Big Guy gradually worked his way into the river with the cold current washing strongly against his legs causing a pronounced downstream wake. He was going to have to swim against that current to get to the next island. When he eventually got to belly-deep, he pushed off and began his swim.
I watched as the current pushed him off his bee-line. His trajectory was taking him on an arc that would land him on the river’s far shore and not on the next island north. When he had nearly reached the far shore and it was obvious that he was not going to get to the island, Big Guy turned around and swam back to the island from which he started. He had been swimming for approximately half an hour when he climbed out of the water onto the shore of the island where he started. A wet, bedraggled, and defeated monarch, he began slowly making his way through the island brush all alone in the descending darkness of that cold, grey winter day.
One week after Big Guy failed to cross the strait between islands, he was again on our island but this time with a band of approximately 20 other deer. At mid-morning, a contingent of six of these deer opted to swim to the next island north. Big Guy was one of them. They entered the water off the north tip of our island as Big Guy had done one week earlier and they swam directly across the strait to the southern tip of the next island north as Big Guy had previously attempted to do. But today, Big Guy swam the entire distance positioned right behind and in the wake of a strong-swimming, lead doe. It took 10 minutes to make the crossing. Upon hauling out onto the southern tip of the north island, Big Guy shook the water out of his coat and then hustled onto the grass-covered central section of the island to consume the energy-enriching fodder that would help replace the deficits incurred during breeding and winter stress.

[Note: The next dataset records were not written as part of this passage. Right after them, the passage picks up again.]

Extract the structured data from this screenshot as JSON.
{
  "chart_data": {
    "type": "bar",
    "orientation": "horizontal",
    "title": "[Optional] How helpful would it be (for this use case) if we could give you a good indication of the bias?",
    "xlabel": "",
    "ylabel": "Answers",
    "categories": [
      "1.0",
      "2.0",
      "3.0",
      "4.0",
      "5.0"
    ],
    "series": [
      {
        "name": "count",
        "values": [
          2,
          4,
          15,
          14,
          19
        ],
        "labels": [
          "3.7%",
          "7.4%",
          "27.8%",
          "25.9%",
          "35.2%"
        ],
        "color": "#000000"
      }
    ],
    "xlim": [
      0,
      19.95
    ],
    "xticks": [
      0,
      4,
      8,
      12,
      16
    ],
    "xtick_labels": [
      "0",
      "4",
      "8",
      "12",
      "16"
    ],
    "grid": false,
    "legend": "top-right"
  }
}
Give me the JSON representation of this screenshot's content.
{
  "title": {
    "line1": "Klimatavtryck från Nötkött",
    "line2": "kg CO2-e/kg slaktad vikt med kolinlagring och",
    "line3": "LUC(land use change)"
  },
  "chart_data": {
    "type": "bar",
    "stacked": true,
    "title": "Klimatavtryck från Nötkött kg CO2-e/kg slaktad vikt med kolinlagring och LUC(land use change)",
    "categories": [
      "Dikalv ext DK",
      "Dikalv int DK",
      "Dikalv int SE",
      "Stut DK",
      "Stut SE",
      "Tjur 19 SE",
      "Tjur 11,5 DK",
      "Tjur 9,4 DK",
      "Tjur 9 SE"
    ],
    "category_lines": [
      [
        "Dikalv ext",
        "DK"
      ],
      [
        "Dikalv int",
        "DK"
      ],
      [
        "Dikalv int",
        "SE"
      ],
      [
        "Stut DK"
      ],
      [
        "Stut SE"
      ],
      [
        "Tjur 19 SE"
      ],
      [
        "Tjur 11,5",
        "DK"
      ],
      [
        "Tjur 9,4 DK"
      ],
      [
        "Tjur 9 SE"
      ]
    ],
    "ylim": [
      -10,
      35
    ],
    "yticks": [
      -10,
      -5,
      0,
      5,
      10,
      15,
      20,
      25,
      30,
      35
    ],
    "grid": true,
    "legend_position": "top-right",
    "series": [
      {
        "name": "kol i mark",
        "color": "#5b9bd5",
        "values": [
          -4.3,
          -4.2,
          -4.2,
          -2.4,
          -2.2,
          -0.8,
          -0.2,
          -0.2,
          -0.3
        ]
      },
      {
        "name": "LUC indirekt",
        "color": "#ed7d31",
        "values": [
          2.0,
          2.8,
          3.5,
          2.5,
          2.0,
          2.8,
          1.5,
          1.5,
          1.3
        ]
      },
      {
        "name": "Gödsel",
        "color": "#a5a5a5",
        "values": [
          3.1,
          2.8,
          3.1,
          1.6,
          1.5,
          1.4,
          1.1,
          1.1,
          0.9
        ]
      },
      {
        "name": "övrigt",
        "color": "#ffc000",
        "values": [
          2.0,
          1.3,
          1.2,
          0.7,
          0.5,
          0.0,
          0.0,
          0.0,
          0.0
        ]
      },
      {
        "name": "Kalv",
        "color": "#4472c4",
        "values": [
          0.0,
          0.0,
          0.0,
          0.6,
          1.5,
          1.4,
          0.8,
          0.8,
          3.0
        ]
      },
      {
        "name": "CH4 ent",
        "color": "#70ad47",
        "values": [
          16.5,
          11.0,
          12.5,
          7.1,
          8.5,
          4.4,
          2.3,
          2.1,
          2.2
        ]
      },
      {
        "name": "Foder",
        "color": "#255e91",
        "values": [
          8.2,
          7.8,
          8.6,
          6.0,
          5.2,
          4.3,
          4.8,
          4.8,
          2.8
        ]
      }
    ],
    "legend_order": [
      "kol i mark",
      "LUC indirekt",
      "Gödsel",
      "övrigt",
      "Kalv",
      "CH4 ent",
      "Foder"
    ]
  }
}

I suspect that Big Guy would not have made it across the strait if he hadn’t had the strong-swimming doe breaking current ahead of him.
So where is the parable? Here it is. In the matter-of-fact theme of life and death, the transition between the one state and the other is not necessarily instantaneous as at the bird feeder when the hawk catches the songbird. Rather, as in Big Guy’s case, the transition from full to diminished vitality takes place over an extended period of slow, progressive diminution. To compensate for this diminution, the aging person needs to become part of a community with younger people. In his wisdom, the old person lets the younger people do the heavy lifting associated with physically-taxing life chores. By this, he extends the time over which he may continue with life’s basic activities, i.e. he lets the strong-swimming young person break current and then swims in her wake to get to the next island. That is far better than going to the old folk’s home and regressing into a complacent, sedentary life before succumbing to the denouement.